Das ehrgeizige Ziel, 3'000 Schwangere für das Projekt verpflichten zu können, ist allerdings in Gefahr, denn die Rekrutieung ist weit harziger angelaufen als gedacht, räumt Sesam-Sprecher Daniel Habegger ein. Konkrete Zahlen will er nicht nennen. Am Basler Frauenspital meldet sich indes pro Tag im Durchschnitt nur eine Frau, die für Sesam in Frage kommt. Das Hauptproblem: Die komplexen Fragebögen, die den Schwangeren vorgelegt werden, gibt es nur auf Deutsch und Französisch. Die für die Repräsentativität des Projekts wichtigen kinderreichen ausländischen Familien scheitern damit häufig an der Sprachbarriere. Zwar wollte die Sesam-Leitung Fragebögen in weiteren Sprachen produzieren, wurde gemäss gut unterrichteter Quelle vom Schweizerischen Nationalfonds (SNF), der das 20-Millionen-Projekt rund zur Hälfte finanziert, aber zurückgepfiffen. Beim SNF war keine Stellungnahme zu erhalten.

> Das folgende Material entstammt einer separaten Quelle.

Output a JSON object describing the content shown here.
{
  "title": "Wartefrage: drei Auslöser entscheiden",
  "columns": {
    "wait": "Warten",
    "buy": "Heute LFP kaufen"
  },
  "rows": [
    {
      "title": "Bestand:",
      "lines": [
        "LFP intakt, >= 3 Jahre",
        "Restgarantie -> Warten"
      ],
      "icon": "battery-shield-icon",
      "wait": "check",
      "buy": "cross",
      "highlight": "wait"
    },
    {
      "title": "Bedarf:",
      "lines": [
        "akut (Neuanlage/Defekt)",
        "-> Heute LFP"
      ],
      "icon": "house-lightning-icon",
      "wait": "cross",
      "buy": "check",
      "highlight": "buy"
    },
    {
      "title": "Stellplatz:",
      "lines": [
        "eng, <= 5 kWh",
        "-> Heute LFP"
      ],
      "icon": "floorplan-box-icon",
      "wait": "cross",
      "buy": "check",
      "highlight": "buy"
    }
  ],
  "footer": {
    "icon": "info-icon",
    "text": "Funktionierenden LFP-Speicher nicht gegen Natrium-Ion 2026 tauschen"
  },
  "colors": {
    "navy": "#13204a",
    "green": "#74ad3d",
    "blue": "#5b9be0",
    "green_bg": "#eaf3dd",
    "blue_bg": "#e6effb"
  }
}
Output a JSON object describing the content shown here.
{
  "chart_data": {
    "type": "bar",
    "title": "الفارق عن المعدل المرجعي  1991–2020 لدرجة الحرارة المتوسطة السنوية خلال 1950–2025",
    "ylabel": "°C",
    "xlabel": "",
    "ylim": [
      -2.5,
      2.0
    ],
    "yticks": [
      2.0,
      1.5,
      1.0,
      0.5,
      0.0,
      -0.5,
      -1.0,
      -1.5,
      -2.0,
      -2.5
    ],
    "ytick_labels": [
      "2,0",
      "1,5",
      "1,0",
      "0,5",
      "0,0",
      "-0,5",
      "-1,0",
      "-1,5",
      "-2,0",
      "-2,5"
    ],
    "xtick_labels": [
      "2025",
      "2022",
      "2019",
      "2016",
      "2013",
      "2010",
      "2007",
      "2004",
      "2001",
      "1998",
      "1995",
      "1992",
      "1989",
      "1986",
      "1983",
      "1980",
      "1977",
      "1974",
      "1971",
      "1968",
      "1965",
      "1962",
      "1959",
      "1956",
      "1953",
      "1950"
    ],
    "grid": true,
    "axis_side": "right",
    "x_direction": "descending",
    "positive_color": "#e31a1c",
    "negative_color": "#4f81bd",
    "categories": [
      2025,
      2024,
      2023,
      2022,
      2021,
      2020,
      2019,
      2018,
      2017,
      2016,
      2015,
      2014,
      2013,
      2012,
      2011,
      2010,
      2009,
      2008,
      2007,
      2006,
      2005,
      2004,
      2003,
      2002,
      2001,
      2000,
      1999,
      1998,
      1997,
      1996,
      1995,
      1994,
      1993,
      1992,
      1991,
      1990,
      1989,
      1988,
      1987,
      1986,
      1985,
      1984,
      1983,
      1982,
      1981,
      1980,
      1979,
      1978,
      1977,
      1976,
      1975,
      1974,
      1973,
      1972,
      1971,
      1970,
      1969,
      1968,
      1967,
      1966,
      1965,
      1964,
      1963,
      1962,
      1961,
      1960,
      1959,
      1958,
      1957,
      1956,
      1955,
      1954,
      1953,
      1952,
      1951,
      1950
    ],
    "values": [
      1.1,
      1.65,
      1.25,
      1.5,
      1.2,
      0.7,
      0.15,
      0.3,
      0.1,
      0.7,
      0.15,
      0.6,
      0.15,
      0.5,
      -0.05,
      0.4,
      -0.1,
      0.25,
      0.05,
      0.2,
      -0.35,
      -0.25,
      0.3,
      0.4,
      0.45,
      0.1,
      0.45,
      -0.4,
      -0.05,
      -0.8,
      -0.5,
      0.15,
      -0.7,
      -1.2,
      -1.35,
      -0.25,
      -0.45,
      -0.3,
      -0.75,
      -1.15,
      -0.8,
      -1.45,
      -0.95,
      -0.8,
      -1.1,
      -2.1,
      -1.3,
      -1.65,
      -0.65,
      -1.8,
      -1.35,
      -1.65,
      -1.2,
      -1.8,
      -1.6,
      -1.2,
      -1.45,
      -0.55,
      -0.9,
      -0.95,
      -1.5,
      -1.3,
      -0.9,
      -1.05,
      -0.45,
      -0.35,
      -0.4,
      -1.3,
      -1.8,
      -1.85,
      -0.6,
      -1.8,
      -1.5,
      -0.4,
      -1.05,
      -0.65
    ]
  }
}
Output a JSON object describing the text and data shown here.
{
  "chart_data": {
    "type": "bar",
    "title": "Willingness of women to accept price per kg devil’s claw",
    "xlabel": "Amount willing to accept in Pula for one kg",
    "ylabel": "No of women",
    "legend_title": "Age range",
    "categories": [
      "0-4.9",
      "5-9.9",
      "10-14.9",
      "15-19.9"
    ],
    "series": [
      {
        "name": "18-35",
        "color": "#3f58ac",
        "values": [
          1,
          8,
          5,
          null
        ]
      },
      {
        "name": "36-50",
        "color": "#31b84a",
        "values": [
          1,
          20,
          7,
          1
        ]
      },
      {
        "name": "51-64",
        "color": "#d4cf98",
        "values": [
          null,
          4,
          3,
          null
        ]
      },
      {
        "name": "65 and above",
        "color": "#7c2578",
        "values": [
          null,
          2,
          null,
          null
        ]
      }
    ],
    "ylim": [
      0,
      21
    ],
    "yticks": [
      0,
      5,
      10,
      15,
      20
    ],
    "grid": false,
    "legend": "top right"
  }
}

Um die Durchführbarkeit der Studien bangt Margraf nicht. Aber es werde zu einer zeitlichen Verzögerung von «mehreren Monaten» kommen. «Die Pilotphase hat uns einiges gelehrt» sagt der Sesam-Chef. «Wir prüfen nun, wie wir mehr Frauen ansprechen können» - zum Beispiel in Arztpraxen. Hoffnungsvoll stimmt Margraf, dass Interessierte nicht etwa ethische Bedenken vorbrächten, sondern praktische Fragen, so nach dem persönlichen Aufwand und dem Kindswohl; letzteres sei garantiert. Die Psychologin Ursula Walter von der Gruppe «Sesam watch» bleibt skeptisch: «Der Anspruch ist und bleibt gewaltig».